CAMÕES, Luís de. Rimas. Prefácio, seleção e notas de A. J. da Costa Pimpão. Clássicos Portugueses. Lisboa: Atlântida, 1943



[1] As referências aos versos das canções serão feitas da seguinte forma: o algarismo romano representará o número da canção, acompanhado de seu respectivo verso, em arábico, segundo a edição de 1595 (Rh). No caso específico da canção IX, "Junto dum seco, fero e estéril monte", indica-se apenas a numeração dos versos.

[2] CURTIUS, E. R. Literatura e idade média latina. Rio de Janeiro: Instituto Nacional do Livro, 1957 p. 202.

[3] Cf. SOBEJANO, Gonzalo. El epíteto en la lírica española. Madrid: Ed. Gredos, 1956.

[4] A pintura de traços pesados com que o Poeta nos apresenta o Monte "Por antífrase [...] Félix, infelice" (v. 9) -   retratando-lhe a natureza inóspita e agredindo-a com seus versos - será  determinada  pelo próprio exílio e afastamento da mulher amada, mas também, talvez (permita-se-nos a suposição), por estar sepultado "no mar de Monte Félix" seu amigo Pero Monis, a quem dedica um soneto-epitáfio, escrito na primeira pessoa, que foi incluído em Ri, sob o número 100: "No mundo poucos anos e cansados"; cf. PEREIRA FILHO, Emmanuel. As Rimas de Camões (Cancioneiro de ISM & Comentários). Fac-símile, Lição dos manuscritos e Comentários por [...]. Edição preparada e organizada por Edwaldo Cafezeiro e Ronaldo Menegaz. Rio de Janeiro: J. Aguilar; Brasília: INL, 1974, p. 99.

[5] Note-se a expressividade do verbo: os dias aí passados sem alegria, sem vontade, em penosa solidão e revolta, ele não os viveu, mas gastou; o mesmo verbo na mesma acepção voltará no v. 47.

[6] Dois epítetos típicos, que a antítese de certo modo valoriza.

[7] Atente-se para a aliteração f, v.

[8] DANTE, Divina Comédia, Inferno, V, 121-3. Milano: Ulrico Hoepli, 1913.
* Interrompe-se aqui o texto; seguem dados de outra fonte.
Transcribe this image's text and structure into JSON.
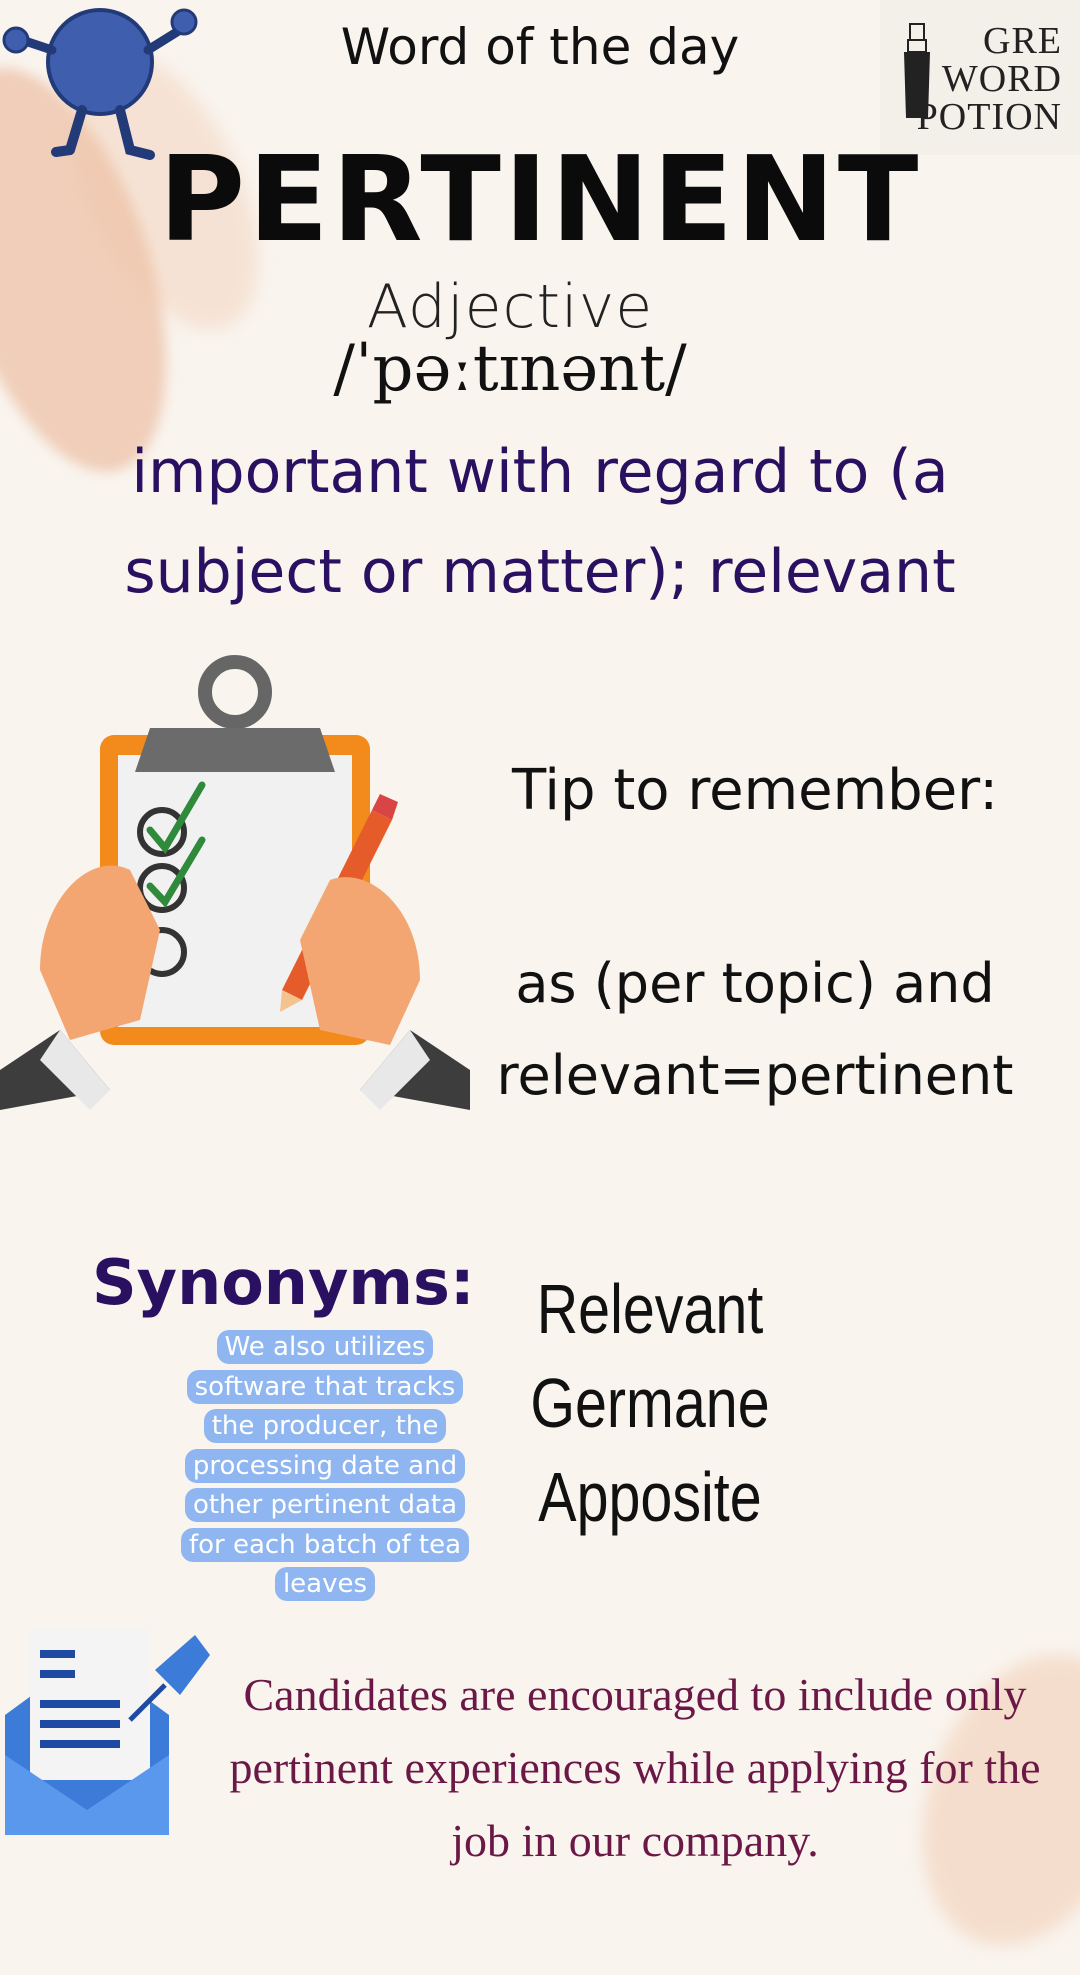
{
  "header": {
    "title": "Word of the day"
  },
  "logo": {
    "lines": [
      "GRE",
      "WORD",
      "POTION"
    ]
  },
  "word": {
    "text": "PERTINENT",
    "part_of_speech": "Adjective",
    "pronunciation": "/ˈpəːtɪnənt/",
    "definition": "important with regard to (a subject or matter); relevant"
  },
  "tip": {
    "title": "Tip to remember:",
    "line1": "as (per topic) and",
    "line2": "relevant=pertinent"
  },
  "synonyms": {
    "title": "Synonyms:",
    "items": [
      "Relevant",
      "Germane",
      "Apposite"
    ]
  },
  "example": {
    "text": "We also utilizes software that tracks the producer, the processing date and other pertinent data for each batch of tea leaves"
  },
  "sentence": {
    "text": "Candidates are encouraged to include only pertinent experiences while applying for the job in our company."
  },
  "colors": {
    "background": "#f9f4ee",
    "definition": "#2a1060",
    "sentence": "#6b1847",
    "bubble": "#8fb6f1",
    "mascot": "#3f5fae",
    "clipboard": "#f28a1c"
  },
  "icons": [
    "mascot-icon",
    "logo-bottle-icon",
    "clipboard-icon",
    "pencil-icon",
    "envelope-icon",
    "pin-icon"
  ]
}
[9] Diz FARIA e SOUSA: "Escriviòla el P. en Goa, despues de aver venido de la Arabia Felix." (Rimas, 2ª parte, p. 67).

[10] A Canção, que consta de nove estrofes mais commiato, tem duas partes diversas: a primeira (estr. 1-5), que se processa no sentido de uma sempre maior interiorização, parte da natureza para o Poeta, é sobretudo narrativa; a segunda (estr. 6-9), optativa, exprime o sonho do amante infeliz.

[11] Adotado por Hernâni Cidade e Costa Pimpão.

[12] Já que procuramos dar especial realce à fuga aos epítetos típicos, na primeira parte da canção, queremos aduzir que, na segunda parte, suavizada momentaneamente a pena pelo devaneio, o Poeta neles recai: claros olhos, triste voz, doces errores, saudades brandas e suaves, etc.

[13] Cf. CAMÕES, Luís de. Rimas. Prefácio, seleção e notas de A. J. da Costa Pimpão. Clássicos Portugueses. Lisboa: Atlântida, 1943, p. 84, nota ao v. 112.

[14] O grifo é nosso.

[15] Em abono da nossa interpretação, citamos passos das Canções I, II, IV, V, VII e VIII; Elegia III e "Oitavas sobre o desconcerto do mundo", em que o advérbio ali se refere a abstrações: "ali (no meu desejo) me manifesto", "ali (no ver tão lindo gesto) me inflamo" (C. I, vv. 7 e 8); "ali (no descontentamento de se ver logrado) sua cobiça mais se apura" (C. II, v. 97); "Oh! quem me ali (no esperar) dissera" (C. IV, v. 59); "Não que acabasse ali (na sua alma [dela])" (C. VIII, v. 43); "ali contemplo o gosto já passado", "ali vejo caduca e débil glória", "ali me representa esta lembrança"; em todos estes, ali = na fantasia. (Eleg. III, vv. 28, 31 e 34); "ali outrem ninguém me conhecera", "ali, enquanto as flores acolhesse"; nestes dois, ali = num lugar ideal, aonde o leva a fantasia (Oit. I, vv. 181 e 209).